Far from grudging envy, the giants loudly applauded the conqueror, bore him on their shoulders to Hrungnir's castle, where the chief bade him welcome, and called his daughter to meet her chosen bridegroom.
The lovely Guru came dressed in a sky-blue robe with a silver-embroidered hem, which she and her maids had woven and wrought in the retirement of the women's room. Round her white neck and rounded arms lay gleaming jewels, and her locks were bound with a golden fillet. Thus she came to meet the guests. Hrungnir took his daughter's hand, laid it in Andfind's right, and then, as priest of the household, the chief united them in the indissoluble ties of marriage.

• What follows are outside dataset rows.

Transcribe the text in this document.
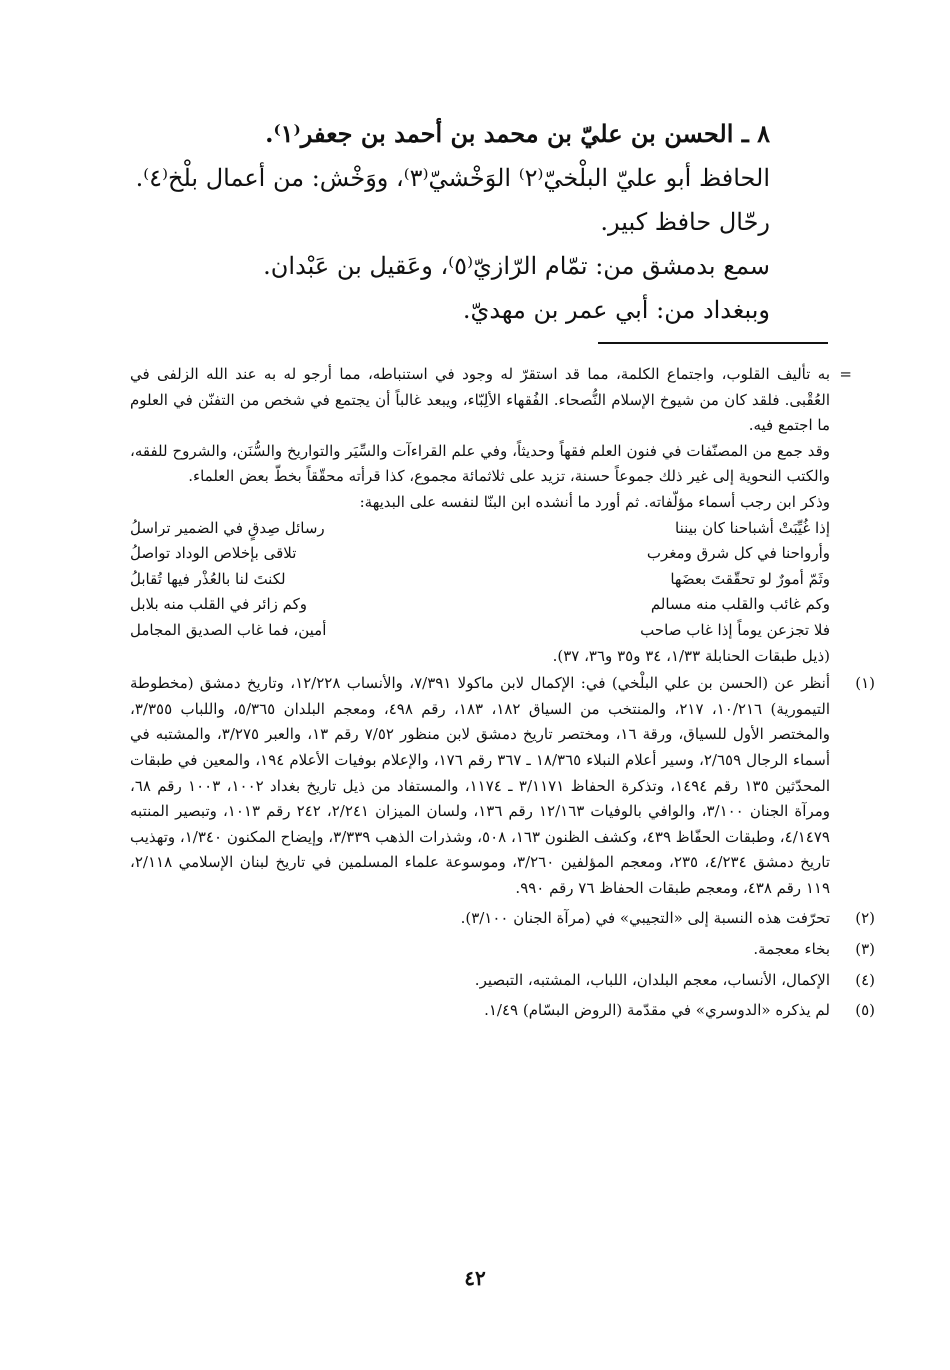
٨ ـ الحسن بن عليّ بن محمد بن أحمد بن جعفر⁽١⁾.

الحافظ أبو عليّ البلْخيّ⁽٢⁾ الوَخْشيّ⁽٣⁾، ووَخْش: من أعمال بلْخ⁽٤⁾.

رحّال حافظ كبير.

سمع بدمشق من: تمّام الرّازيّ⁽٥⁾، وعَقيل بن عَبْدان.

وببغداد من: أبي عمر بن مهديّ.

=

به تأليف القلوب، واجتماع الكلمة، مما قد استقرّ له وجود في استنباطه، مما أرجو له به عند الله الزلفى في العُقْبى. فلقد كان من شيوخ الإسلام النُّصحاء. الفُقهاء الألِبّاء، ويبعد غالباً أن يجتمع في شخص من التفنّن في العلوم ما اجتمع فيه.

وقد جمع من المصنّفات في فنون العلم فقهاً وحديثاً، وفي علم القراءآت والسِّيَر والتواريخ والسُّنَن، والشروح للفقه، والكتب النحوية إلى غير ذلك جموعاً حسنة، تزيد على ثلاثمائة مجموع، كذا قرأته محقّقاً بخطّ بعض العلماء.

وذكر ابن رجب أسماء مؤلّفاته. ثم أورد ما أنشده ابن البنّا لنفسه على البديهة:

إذا غُيِّبَتْ أشباحنا كان بيننا
رسائل صِدقٍ في الضمير تراسلُ
وأرواحنا في كل شرق ومغرب
تلاقى بإخلاص الوداد تواصلُ
وثَمّ أمورٌ لو تحقّقتَ بعضَها
لكنتَ لنا بالعُذْر فيها تُقابلُ
وكم غائب والقلب منه مسالم
وكم زائر في القلب منه بلابل
فلا تجزعن يوماً إذا غاب صاحب
أمين، فما غاب الصديق المجامل

(ذيل طبقات الحنابلة ١/٣٣، ٣٤ و٣٥ و٣٦، ٣٧).

(١)

أنظر عن (الحسن بن علي البلْخي) في: الإكمال لابن ماكولا ٧/٣٩١، والأنساب ١٢/٢٢٨، وتاريخ دمشق (مخطوطة التيمورية) ١٠/٢١٦، ٢١٧، والمنتخب من السياق ١٨٢، ١٨٣، رقم ٤٩٨، ومعجم البلدان ٥/٣٦٥، واللباب ٣/٣٥٥، والمختصر الأول للسياق، ورقة ١٦، ومختصر تاريخ دمشق لابن منظور ٧/٥٢ رقم ١٣، والعبر ٣/٢٧٥، والمشتبه في أسماء الرجال ٢/٦٥٩، وسير أعلام النبلاء ١٨/٣٦٥ ـ ٣٦٧ رقم ١٧٦، والإعلام بوفيات الأعلام ١٩٤، والمعين في طبقات المحدّثين ١٣٥ رقم ١٤٩٤، وتذكرة الحفاظ ٣/١١٧١ ـ ١١٧٤، والمستفاد من ذيل تاريخ بغداد ١٠٠٢، ١٠٠٣ رقم ٦٨، ومرآة الجنان ٣/١٠٠، والوافي بالوفيات ١٢/١٦٣ رقم ١٣٦، ولسان الميزان ٢/٢٤١، ٢٤٢ رقم ١٠١٣، وتبصير المنتبه ٤/١٤٧٩، وطبقات الحفّاظ ٤٣٩، وكشف الظنون ١٦٣، ٥٠٨، وشذرات الذهب ٣/٣٣٩، وإيضاح المكنون ١/٣٤٠، وتهذيب تاريخ دمشق ٤/٢٣٤، ٢٣٥، ومعجم المؤلفين ٣/٢٦٠، وموسوعة علماء المسلمين في تاريخ لبنان الإسلامي ٢/١١٨، ١١٩ رقم ٤٣٨، ومعجم طبقات الحفاظ ٧٦ رقم ٩٩٠.

(٢)

تحرّفت هذه النسبة إلى «التجيبي» في (مرآة الجنان ٣/١٠٠).

(٣)

بخاء معجمة.

(٤)

الإكمال، الأنساب، معجم البلدان، اللباب، المشتبه، التبصير.

(٥)

لم يذكره «الدوسري» في مقدّمة (الروض البسّام) ١/٤٩.

٤٢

Night fell round the Castle of Hrungnir. The chief and his guests lay wrapped in deep slumbers, preparing for the enjoyment of a new day. But destruction approached them, as they slept, with stealthy steps; for Odin, that crafty king, of whose origin no man could tell, came with his trusty warriors down from the mountains. They had heard of the beauty of Norway, and wished to win it for their home. They had heard that the bravest in the land were feasting in Hrungnir's castle, and they had waited till the hours of slumber that they might strike unawares the foes with whom they could not have dared to cope on equal terms.
The moonlight glided through the open windows and fell on the forms of the defenceless sleepers: the deep breathing of the warriors and the murmur of the waves were the only sounds that the ear could distinguish. But dark shadows fell in the moonlit hall, tall forms climbed in at the windows, and noiselessly, holding their weapons carefully to prevent them from clashing, they stole into the rooms. With sure aim they bathed their swords in the heart's blood of the sleepers, so that, with one last groan, each warrior yielded up his brave spirit. The pavement swam in blood, but Odin's band passed from hall to hall and never slipped on their gory path.
The death-groan, though short, reached Guru's ear. She rose and listened. No, it was no dream; there came that sound again with dreadful distinctness. She threw on her garments and sprang to the window, and when she drew aside the curtain she saw strange forms in the courtyard, bearing with difficulty a heavy burden. She looked more closely, and recognised in the clear moonlight the bloody corpse of her noble father. She stole up to Andfind's couch, and whispered, "Awake, awake, my husband, and let us fly, for treachery and death have entered our house!"
The bloody work seemed finished in the other rooms, and now the dreaded footsteps were drawing near.
Guru raised a stone from the pavement and disclosed a secret stair. She bade Andfind descend, and then quickly following him, she carefully closed the opening behind her.
By a narrow passage which led beneath the castle and the rocks to the strand they reached the sea unseen. There a boat lay rocking, which Guru and her maids had often used for pleasant sails. They stepped in. Andfind spread the sail and seized the helm, and the boat flew out into the open sea.
Odin had conquered. The noblest of the land were killed in the inglorious victory of that night, and the weak remnant of the giant race were obliged to leave their old home and seek a refuge in unknown lands. Notwithstanding this ignoble beginning, Odin's reign was one of wisdom, power, and beneficence.
Of Guru and her husband nothing more was ever heard. Whether the sea had swallowed the boat in its hungry depths, or whether the waves had borne them to happier coasts, none had ever brought back the tidings to their old home. But in the winter evenings, when the maidens sat around the blazing pine-log, and talked at their spinning about the days of the Norwegian giants, some aged dame would tell her shuddering listeners of that night of death, and of the mysterious fate of Guru and her noble bridegroom.